Ketiga, melalui supremasi budaya Jawa ka seluruh daerah di Indonesia ini, sistem pemerintahan terendah di NKRI adalah Desa seperti di Jawa. Sedang di Minang selama ini bukan Desa tapi Nagari yang sistem maupun strukturnya berbeda dengan Desa di Jawa. Nagari di Minangkabau adalah bagaikan “republik-republik kecil” (petites republiques) yang unsur eksekutif, legislatif dan yudikatifnya ada di tingkat Nagari sendiri.
Sistem kepemimpinannya pun juga terbagi tiga: Niniak-mamak, Alim-ulama dan Cadiak-pandai, yang masing-masing mewakili unsur Adat, Agama, dan Budaya.
Keempat, masyarakat dan budaya Minang memiliki sistem kepemilikan harta dalam dua bagian: "Harato Pusako Tinggi dan Harato Pusako Randah". Harato Pusako Tinggi, termasuk tanah, perumahan, dan harta tidak bergerak lainnya, tidak diperjualbelikan tapi diturunkan kepada keturunan berikutnya. Semantara harato pusako randah boleh dijual dan dipindah-tangankan secara hukum faraidh, jika perlu.
Minimal untuk keempat Keistimewaan di atas berlaku hukum adat dan hukum faraidh sakaligus. Oleh karena itu, untuk keempat Keistimewaan tidak berlaku hukum negara. Makanya harus diistimewakan yang difasilitasi pula oleh UUD 1945 pasal 18.
Realitas Kondisi Minangkabau versus Nasional
Dari perspektif ekonomi politik, banyak hal terjadi ketimpangan dari aspek produksi, distribusi, dan exchange. Ketimpangan dimaksud disebabkan oleh kekuasaan oligarki kapitalis yang makin menguat sehingga kebijakan tidak pro-rakyat. Dari aspek produksi, kekuatan ekonomi rakyat yang direpresentasikan oleh UMKM terasa makin susah dan terabaikan.

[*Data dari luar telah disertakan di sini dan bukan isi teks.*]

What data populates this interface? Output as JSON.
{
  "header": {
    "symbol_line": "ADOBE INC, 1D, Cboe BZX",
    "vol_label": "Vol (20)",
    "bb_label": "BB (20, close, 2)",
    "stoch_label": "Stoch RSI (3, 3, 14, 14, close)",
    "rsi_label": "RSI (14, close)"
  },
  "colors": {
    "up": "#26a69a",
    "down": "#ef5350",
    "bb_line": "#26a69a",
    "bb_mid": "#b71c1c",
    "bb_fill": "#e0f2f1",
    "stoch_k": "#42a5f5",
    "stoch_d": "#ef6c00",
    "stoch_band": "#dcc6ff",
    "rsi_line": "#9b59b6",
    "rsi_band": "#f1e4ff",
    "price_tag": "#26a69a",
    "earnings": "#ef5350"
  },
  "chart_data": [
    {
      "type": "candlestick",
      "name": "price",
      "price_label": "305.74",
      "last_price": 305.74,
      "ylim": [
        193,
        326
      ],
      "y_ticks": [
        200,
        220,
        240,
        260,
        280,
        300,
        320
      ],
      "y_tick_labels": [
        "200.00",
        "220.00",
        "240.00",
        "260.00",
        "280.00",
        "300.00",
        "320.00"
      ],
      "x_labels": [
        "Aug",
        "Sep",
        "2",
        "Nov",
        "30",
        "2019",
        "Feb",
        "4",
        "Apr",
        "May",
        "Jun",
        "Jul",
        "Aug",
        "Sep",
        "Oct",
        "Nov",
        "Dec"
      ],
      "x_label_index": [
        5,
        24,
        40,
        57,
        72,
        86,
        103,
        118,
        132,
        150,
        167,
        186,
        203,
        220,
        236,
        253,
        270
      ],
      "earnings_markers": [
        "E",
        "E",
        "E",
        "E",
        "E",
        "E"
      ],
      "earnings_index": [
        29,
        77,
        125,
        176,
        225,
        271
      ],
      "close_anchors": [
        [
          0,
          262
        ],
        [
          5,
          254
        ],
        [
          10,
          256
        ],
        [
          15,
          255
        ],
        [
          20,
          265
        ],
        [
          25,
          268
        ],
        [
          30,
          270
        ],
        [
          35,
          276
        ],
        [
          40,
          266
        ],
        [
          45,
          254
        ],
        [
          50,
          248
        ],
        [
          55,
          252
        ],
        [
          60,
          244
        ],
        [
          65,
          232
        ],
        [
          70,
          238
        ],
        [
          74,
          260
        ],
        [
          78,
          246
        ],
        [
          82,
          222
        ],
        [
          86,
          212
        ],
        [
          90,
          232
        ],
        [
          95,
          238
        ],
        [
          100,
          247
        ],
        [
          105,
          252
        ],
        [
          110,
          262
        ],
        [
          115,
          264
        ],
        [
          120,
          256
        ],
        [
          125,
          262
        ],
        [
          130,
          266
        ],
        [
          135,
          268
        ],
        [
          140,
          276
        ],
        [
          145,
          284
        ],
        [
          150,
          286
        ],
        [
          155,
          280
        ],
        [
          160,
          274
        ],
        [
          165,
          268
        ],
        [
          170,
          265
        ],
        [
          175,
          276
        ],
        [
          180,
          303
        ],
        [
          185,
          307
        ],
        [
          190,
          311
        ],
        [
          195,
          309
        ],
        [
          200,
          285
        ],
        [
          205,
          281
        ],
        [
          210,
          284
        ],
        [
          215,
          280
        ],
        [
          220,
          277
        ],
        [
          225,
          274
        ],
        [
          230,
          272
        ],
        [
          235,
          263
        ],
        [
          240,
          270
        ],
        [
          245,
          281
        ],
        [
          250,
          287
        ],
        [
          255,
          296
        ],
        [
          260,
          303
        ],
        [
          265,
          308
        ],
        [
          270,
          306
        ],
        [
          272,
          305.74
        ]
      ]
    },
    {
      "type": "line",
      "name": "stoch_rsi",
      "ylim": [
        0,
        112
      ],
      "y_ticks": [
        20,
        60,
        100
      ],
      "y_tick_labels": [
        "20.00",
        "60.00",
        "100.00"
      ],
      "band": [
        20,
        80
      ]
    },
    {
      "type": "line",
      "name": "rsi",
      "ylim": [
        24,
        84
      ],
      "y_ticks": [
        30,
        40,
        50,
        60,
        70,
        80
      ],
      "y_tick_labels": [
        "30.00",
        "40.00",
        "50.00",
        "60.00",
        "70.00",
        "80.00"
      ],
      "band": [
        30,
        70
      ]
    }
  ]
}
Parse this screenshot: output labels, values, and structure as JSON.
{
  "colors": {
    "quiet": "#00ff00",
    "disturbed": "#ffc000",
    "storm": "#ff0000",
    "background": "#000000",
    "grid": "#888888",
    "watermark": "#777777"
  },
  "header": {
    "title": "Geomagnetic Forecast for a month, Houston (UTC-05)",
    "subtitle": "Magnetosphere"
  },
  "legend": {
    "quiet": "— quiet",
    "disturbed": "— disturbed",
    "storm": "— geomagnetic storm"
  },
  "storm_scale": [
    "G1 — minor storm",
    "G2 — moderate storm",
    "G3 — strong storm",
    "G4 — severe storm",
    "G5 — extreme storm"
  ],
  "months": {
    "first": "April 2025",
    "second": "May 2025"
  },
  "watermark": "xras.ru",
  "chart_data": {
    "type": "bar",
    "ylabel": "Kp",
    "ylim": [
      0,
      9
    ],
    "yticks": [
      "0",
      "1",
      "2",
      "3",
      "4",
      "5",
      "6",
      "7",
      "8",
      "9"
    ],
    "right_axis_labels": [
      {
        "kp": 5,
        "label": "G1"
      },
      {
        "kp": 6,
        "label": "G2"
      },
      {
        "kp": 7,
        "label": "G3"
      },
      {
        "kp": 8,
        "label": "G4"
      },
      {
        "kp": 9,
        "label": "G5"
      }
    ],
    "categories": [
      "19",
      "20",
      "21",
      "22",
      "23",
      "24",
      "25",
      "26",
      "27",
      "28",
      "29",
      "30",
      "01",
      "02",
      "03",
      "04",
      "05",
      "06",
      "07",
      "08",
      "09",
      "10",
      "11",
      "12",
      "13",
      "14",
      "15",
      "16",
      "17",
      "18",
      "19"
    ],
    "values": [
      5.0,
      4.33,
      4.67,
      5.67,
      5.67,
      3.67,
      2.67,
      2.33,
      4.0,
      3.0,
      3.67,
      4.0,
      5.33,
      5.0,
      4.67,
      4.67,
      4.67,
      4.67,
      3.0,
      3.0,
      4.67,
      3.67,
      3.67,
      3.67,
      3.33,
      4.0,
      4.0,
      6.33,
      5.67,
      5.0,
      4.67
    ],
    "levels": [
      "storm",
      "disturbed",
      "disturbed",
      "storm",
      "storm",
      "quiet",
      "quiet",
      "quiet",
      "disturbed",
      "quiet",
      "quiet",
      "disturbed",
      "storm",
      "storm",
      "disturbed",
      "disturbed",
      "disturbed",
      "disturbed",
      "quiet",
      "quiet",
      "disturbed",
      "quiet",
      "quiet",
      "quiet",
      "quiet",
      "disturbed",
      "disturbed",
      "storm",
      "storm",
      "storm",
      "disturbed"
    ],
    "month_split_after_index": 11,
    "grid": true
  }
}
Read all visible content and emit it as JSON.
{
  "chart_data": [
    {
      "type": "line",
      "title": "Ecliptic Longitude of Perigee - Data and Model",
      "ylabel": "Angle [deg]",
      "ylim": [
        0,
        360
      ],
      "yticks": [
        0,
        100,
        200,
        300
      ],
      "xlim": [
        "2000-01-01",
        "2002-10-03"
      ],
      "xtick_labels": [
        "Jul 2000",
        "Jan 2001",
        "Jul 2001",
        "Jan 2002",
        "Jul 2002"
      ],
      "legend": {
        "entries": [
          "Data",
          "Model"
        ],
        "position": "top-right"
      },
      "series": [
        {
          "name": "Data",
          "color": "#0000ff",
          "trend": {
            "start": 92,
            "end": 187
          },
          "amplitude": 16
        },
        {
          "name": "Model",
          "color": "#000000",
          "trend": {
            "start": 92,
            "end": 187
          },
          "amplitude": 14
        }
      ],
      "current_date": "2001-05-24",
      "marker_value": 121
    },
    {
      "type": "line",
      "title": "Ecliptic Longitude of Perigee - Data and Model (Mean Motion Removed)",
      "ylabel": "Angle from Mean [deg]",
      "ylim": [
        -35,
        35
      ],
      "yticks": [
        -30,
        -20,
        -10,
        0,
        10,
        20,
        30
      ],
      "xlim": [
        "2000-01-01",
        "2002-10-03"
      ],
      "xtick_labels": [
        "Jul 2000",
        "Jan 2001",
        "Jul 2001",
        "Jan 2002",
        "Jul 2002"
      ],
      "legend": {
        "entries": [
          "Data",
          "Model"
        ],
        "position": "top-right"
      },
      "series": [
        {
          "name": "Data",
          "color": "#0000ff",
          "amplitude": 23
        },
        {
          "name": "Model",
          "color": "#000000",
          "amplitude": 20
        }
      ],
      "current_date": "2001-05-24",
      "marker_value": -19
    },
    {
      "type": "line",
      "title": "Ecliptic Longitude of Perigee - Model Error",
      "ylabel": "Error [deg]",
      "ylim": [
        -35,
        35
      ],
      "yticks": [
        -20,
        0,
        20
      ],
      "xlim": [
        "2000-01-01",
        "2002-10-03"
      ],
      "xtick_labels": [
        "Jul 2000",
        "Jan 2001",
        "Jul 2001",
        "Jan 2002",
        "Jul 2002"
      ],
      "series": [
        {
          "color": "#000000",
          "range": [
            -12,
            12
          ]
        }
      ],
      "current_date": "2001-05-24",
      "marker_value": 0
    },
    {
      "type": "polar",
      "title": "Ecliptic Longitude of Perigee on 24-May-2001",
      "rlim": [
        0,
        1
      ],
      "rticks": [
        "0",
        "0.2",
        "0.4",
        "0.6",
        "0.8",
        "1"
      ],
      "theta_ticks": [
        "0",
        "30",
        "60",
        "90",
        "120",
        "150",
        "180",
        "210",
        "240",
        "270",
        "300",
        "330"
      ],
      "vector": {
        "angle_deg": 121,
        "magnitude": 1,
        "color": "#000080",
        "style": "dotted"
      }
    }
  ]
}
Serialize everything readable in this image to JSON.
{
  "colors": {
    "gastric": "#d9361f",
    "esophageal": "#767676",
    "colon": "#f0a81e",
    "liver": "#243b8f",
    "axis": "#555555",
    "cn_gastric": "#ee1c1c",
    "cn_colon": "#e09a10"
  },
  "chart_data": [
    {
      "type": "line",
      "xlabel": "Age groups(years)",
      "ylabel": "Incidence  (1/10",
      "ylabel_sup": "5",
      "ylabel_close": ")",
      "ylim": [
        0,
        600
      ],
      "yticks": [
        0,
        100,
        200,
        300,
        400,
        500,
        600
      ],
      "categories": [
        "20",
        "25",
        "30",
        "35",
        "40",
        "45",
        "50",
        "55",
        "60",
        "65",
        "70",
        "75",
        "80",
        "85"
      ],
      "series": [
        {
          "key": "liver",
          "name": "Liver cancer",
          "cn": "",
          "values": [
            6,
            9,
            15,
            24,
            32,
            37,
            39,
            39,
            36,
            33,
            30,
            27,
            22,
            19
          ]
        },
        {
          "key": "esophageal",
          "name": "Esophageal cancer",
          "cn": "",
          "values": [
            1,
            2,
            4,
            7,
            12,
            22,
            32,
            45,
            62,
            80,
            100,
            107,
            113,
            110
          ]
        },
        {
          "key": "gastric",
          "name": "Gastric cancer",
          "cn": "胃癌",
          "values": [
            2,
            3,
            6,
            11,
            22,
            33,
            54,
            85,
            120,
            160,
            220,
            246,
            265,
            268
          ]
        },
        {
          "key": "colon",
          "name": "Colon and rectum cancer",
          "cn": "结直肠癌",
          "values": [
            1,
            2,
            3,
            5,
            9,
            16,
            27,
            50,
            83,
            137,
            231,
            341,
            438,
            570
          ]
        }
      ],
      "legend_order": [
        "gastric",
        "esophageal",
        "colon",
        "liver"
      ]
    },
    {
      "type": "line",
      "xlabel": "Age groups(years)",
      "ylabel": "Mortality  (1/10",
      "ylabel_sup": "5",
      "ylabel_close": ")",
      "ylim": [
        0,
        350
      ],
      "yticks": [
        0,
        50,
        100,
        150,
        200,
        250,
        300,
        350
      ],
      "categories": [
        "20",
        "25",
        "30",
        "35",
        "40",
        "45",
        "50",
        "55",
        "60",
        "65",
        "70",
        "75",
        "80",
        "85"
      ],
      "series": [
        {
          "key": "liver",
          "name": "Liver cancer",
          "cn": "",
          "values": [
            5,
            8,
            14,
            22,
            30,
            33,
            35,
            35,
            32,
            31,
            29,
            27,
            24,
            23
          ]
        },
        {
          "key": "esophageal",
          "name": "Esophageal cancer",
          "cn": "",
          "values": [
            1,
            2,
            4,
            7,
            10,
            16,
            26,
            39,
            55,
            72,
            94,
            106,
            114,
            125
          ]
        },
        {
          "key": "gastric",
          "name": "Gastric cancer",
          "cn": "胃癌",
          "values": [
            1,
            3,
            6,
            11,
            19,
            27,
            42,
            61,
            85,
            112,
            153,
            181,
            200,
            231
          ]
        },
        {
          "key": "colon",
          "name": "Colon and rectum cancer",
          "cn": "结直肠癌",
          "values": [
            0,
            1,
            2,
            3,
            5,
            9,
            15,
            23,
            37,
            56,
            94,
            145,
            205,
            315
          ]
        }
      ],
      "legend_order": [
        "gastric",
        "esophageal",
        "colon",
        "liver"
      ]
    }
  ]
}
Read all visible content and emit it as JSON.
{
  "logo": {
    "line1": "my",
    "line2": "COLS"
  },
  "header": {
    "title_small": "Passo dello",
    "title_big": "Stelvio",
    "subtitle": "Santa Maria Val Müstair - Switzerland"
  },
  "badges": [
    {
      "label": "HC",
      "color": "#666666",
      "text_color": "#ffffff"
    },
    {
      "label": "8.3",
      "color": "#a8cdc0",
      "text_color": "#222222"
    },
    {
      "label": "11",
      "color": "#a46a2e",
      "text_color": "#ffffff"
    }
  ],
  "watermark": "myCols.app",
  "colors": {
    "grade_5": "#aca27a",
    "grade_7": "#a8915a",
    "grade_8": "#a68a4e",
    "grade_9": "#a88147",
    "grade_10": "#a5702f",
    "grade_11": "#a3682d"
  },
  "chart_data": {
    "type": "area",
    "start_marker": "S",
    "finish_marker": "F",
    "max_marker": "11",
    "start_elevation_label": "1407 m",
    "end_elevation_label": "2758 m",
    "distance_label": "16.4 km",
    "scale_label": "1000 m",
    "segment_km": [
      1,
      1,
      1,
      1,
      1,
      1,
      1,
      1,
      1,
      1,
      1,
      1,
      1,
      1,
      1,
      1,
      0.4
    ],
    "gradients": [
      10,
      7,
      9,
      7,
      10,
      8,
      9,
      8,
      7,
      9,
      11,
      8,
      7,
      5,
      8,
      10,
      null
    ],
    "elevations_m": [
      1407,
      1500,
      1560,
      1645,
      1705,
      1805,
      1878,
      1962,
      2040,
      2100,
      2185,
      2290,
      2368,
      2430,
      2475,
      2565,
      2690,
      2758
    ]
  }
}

Sebagaimana diketahui Minangkabau 99% adalah pelaku bisnis UMKM yang merasakan langsung ketimpangan dimaksud.
Dalam hal korporasi, sering terjadi penguasaan lahan industri perkebunan dengan mengabaikan hak Tanah Ulayat. Kalau tidak mau disebut perampasan. Tanah Ulayat di Minangkabau adalah suatu yang sakral yang akan dibela sampai mati oleh kaum pewaris ulayat dimaksud.
DIM akan menyiapkan persyaratan investor yang sesuai dengan ABS SBK antara lain menempatkan tanah ulayat dalam post "Penyertaan" sehingga menjadi produktif tanpa kehilangan hak ulayat.
Begitu terjadi ketimpangan pada aspek produksi, otomatis dari aspek distribusi juga mengalami hal yang sama sehingga pencapaian pemerataan yang menjadi parameter ekonomi Minangkabau makin jauh.
Dari aspek exchange, tampak Minangkabau lebih percaya diri dalam mengatur sendiri terutama dalam komoditi value in use karena memiliki kekuatan perdagangan masyarakat yang handal. DIM yakin mampu mengatur dan meningkat pertumbuhan ekonomi terutama pemerataan yang sering diabaikan secara nasional.
Dari perspektif politik, jelas sekali timbulnya ketidaknyamanan atas kebijakan PP yang cenderung sekuler yang sangat bertentangan dengan local wisdom ABS SBK.
Dalam hal dukungan PP terhadap "Islam Nusantara", bagi Minangkabau juga dianggap mencederaikan ABS-SBK. Begitu juga dalam meningkatkan akhlak generasi milenial bagi DIM lebih yakin dengan pola kultural yang sudah terbukti efektif dan sukses selama ini yang buktinya dapat ditelusuri secara historis.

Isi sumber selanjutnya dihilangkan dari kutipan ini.